2023 Kia Telluride gets off-road chops as crossover builds market momentum
Kia is giving the 2023 Telluride large crossover more off-road muscle along with a big dose of Madison Avenue marketing.
The Telluride name — pronounced with a short string of strong consonants, coincidentally, like Tahoe, Tundra, Bronco, Cherokee, Pilot, Yukon, Sequoia and Tundra — conjures up mighty and strong capability. But Kia is still largely a challenger brand in a segment where Jeep, Subaru and others have long forded.
Enter Madison Avenue.
In late July, creative agency David & Goliath, a unit of Innocean, assembled a cast of camera operators, directors and three 2023 Telluride X-Pros and trekked up the side of a peak in the Rocky Mountains that separates the Colorado towns of Ouray and Telluride. The mission: Demonstrate the Telluride’s new fortitude for commercial audiences in what Wagner calls “a great majestic setting.”

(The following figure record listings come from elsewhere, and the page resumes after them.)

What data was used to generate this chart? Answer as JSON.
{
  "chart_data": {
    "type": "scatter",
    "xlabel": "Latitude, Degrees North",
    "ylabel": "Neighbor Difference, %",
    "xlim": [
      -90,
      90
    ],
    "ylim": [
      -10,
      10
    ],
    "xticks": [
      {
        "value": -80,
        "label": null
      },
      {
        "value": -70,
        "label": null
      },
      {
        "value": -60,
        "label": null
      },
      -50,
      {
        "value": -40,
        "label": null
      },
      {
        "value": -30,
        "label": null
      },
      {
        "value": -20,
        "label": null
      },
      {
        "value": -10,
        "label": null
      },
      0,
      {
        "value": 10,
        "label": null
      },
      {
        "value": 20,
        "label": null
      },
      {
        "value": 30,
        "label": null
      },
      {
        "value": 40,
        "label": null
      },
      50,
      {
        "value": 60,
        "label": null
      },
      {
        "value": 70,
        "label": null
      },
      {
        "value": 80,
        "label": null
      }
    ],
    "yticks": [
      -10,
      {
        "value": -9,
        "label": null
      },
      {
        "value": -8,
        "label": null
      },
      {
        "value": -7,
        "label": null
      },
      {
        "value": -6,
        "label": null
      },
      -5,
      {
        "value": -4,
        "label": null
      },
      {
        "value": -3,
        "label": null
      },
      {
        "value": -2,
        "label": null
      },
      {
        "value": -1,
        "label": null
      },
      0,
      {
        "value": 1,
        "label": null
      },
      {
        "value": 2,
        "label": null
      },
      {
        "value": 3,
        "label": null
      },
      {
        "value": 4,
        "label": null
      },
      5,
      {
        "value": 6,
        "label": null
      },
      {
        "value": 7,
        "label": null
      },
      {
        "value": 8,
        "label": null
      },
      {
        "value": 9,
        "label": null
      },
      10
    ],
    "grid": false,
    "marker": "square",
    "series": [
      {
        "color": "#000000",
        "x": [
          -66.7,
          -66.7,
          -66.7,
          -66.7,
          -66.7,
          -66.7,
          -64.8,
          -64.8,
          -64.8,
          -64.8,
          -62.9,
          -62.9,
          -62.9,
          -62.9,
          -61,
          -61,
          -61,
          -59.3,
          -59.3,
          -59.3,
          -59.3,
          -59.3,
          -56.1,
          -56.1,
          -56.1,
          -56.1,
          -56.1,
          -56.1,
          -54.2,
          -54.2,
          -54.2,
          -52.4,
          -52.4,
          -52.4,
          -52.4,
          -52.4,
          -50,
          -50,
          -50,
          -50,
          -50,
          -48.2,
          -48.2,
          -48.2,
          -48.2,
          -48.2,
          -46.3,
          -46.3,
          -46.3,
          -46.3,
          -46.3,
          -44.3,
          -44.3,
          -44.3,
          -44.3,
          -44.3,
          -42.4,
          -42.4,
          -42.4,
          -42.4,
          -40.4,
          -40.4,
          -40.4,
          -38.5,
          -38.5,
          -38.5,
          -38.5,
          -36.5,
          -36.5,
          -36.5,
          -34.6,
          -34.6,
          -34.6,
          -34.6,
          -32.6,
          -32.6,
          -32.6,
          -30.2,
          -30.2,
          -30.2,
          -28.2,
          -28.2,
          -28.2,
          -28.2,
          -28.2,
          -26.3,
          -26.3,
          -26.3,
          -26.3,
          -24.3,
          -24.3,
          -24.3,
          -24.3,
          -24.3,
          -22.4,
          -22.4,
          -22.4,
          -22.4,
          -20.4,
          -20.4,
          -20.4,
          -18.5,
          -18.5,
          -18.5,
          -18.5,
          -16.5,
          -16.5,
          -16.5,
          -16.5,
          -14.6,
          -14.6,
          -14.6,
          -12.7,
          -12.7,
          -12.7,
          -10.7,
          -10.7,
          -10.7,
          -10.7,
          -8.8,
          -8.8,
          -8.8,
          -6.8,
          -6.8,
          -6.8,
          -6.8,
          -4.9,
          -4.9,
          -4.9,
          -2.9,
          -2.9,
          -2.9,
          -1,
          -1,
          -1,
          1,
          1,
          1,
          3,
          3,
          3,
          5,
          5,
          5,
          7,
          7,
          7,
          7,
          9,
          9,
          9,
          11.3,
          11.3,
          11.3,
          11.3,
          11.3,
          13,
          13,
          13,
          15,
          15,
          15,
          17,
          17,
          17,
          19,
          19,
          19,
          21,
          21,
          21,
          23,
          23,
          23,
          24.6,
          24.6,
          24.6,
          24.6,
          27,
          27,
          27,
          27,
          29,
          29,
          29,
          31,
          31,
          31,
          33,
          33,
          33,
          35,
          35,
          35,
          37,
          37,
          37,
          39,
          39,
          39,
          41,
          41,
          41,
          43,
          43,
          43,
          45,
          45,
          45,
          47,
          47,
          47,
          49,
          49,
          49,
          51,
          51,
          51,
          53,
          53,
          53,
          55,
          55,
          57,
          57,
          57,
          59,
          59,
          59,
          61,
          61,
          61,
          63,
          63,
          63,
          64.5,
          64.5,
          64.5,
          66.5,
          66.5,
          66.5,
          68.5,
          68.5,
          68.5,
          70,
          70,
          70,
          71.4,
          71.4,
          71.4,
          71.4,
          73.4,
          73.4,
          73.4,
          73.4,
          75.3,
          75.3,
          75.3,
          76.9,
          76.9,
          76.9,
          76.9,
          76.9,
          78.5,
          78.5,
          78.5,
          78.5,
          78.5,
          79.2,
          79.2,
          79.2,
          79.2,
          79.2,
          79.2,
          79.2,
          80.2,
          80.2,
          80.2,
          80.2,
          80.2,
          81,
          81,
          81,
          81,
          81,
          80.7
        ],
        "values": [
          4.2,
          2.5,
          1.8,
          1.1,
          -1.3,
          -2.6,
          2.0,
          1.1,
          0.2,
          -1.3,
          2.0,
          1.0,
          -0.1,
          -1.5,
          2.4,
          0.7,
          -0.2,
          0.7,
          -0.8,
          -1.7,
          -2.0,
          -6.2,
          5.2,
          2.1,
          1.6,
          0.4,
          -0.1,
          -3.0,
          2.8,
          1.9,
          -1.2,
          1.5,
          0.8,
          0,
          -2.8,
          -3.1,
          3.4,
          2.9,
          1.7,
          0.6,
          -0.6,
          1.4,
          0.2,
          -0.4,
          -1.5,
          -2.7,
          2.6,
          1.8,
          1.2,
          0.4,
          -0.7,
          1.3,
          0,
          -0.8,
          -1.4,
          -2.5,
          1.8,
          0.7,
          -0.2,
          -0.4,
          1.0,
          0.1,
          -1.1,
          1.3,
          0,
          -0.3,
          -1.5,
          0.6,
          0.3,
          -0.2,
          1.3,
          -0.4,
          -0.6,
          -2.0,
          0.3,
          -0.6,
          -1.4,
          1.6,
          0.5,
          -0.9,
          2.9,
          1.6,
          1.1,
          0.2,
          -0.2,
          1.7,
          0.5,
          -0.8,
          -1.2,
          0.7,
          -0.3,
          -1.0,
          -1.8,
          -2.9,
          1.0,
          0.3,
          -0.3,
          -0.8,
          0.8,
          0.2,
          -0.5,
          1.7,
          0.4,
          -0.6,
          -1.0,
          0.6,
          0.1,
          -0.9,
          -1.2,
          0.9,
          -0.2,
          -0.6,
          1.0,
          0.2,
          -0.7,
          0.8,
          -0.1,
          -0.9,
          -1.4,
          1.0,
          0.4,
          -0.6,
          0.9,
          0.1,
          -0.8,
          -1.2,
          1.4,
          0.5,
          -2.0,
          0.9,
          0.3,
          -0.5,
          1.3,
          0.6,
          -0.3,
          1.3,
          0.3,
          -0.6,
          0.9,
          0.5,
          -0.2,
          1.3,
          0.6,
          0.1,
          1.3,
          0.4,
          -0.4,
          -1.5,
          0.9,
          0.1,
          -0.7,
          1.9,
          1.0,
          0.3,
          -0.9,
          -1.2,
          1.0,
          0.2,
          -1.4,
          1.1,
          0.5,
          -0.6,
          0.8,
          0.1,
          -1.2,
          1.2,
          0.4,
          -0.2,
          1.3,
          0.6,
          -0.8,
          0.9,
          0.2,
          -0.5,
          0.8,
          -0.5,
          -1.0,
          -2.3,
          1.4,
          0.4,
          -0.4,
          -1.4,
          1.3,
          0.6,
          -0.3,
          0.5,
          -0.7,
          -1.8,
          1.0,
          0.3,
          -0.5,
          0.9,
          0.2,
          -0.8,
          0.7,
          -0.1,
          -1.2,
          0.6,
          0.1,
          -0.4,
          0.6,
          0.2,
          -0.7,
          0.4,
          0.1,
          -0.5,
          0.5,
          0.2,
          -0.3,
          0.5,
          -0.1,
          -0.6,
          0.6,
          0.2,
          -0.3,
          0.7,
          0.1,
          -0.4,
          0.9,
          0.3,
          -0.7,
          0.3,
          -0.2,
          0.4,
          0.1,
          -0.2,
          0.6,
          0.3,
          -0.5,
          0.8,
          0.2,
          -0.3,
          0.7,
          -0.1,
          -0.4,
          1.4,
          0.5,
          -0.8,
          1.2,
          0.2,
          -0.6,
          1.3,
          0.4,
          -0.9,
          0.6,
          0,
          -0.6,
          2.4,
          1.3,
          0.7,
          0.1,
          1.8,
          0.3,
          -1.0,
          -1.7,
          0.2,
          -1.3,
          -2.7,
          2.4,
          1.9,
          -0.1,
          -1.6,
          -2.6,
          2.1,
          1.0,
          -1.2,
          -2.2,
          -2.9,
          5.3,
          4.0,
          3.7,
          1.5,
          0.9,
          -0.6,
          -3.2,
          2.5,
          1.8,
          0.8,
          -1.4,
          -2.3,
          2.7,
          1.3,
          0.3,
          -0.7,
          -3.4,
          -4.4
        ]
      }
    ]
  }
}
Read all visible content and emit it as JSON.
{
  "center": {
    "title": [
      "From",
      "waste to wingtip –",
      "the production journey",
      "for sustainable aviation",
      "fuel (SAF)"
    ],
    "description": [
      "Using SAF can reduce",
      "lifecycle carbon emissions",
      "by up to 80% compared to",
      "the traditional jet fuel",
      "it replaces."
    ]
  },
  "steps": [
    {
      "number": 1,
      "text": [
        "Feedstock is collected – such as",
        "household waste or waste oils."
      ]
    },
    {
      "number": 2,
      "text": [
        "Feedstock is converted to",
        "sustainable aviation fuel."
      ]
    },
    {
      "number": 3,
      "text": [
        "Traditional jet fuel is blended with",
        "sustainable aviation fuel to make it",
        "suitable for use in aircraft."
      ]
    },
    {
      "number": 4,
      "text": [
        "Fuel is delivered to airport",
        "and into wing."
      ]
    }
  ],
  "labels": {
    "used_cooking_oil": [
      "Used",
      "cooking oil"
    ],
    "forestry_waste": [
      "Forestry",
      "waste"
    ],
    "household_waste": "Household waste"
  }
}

The setting was part alpine meadow, part end of the Earth, part crater, part mountain stream, with lots of loose and fixed rock, big and small, and the occasional tumbleweed.
Kia invited a small group of journalists to the summit to experience some of the first of two days of shooting. It was the first time the crossover had ever been filmed in or near Telluride, a onetime mining outpost where Butch Cassidy robbed his first bank, in 1889. Tellurium minerals were once mined throughout the region, and the streets of the rustic whistle-stop town are still lined with gold rush cabins.
Whereas Aspen, Colo., is the near exclusive enclave of Saudi sheikhs, Lamborghinis and Porsches, there is still a slice of Telluride that is authentically Western and bare, raw frontier — Ralph Lauren’s nearby working ranch and some five-star resorts aside.
The trail up and down saw waves of Jeep Wranglers, utility terrain vehicles and tourists in open-air mountain buggies. There wasn’t a Land Rover Defender or even a new Ford Bronco spotted.